Kasus politik uang, lanjut dia, tersebar di berbagai daerah. Termasuk di Jawa Timur yang ditemukan di Pasuruan, Kota Batu, Probolinggo, dan Sumenep. Selain itu, Sleman, Mamuju, Bireuen, dan lain-lain.
Kasus-kasus itu tengah dikaji oleh jajaran Bawaslu masing-masing daerah. Pengkajian dilakukan untuk mengecek keterpenuhan syarat formil atau materiilnya. “Kajian hukum dalam lima hari kalender,’’ ujarnya di kantor Bawaslu Jakarta.

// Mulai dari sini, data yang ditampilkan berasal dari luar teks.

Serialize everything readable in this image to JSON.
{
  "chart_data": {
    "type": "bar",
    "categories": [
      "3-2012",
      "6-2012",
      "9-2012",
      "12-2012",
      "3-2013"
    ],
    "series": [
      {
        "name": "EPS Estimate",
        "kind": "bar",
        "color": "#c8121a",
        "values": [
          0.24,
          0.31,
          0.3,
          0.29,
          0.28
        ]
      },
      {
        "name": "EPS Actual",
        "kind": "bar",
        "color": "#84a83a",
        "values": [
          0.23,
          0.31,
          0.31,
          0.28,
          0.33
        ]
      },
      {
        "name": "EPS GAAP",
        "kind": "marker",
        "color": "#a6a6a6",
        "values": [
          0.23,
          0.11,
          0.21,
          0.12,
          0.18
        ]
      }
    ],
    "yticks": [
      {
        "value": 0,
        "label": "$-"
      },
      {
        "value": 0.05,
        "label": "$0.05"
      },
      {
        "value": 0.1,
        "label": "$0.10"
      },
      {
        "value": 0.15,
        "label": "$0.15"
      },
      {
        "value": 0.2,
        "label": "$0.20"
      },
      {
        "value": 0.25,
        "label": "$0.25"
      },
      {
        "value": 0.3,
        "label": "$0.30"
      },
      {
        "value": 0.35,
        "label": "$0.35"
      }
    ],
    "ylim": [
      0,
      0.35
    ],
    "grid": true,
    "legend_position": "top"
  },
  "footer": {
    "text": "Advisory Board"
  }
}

Ketua Bawaslu Rahmat Bagja memastikan proses pengkajian dilakukan secara komprehensif. Jika terbukti, pihaknya siap memproses secara pidana di Gakkumdu. Bukan hanya pemberi, penerima juga terancam sanksi serupa.
“Pemberi maupun penerima bisa dipidana,’’ ujarnya. Ancaman pidananya adalah penjara 36 sampai 72 bulan dan denda Rp 200 juta sampai Rp 1 miliar.
Modus politik uang tersebut cukup beragam. Bahkan, ada operasi tangkap tangan (OTT) di Mimika, Pasuruan, Bengkulu dengan barang bukti uang tunai ratusan juta rupiah.
Selain politik uang, Bagja juga mencermati gangguan keamanan di Puncak Jaya, Papua. Pasalnya, telah terjadi gangguan keamanan yang berawal dari pilkada. “Beberapa pembakaran rumah terjadi,’’ ujarnya. Dia akan menelisik apakah ada unsur pelanggaran pilkada di dalamnya. Selain Papua, pelaksanaan pilkada secara umum dianggap cukup baik. Meskipun ada beberapa TPS terkendala bencana alam.
Wakil Menteri Dalam Negeri (Wamendagri) Bima Arya Sugiarto meminta publik untuk menggunakan jalur hukum bila menemukan kecurangan. Dia mengimbau masyarakat tidak ragu melapor kepada Bawaslu. Bima meyakini, profesionalisme para penyelenggara pemilu telah terlatih dan dapat diandalkan.
Hoaks Terkait
Pilkada Terkendali
Sementara itu, Kementerian Komunikasi dan Digital (Komdigi) melakukan pemantauan percakapan soal Pilkada Serentak di media sosial (medsos).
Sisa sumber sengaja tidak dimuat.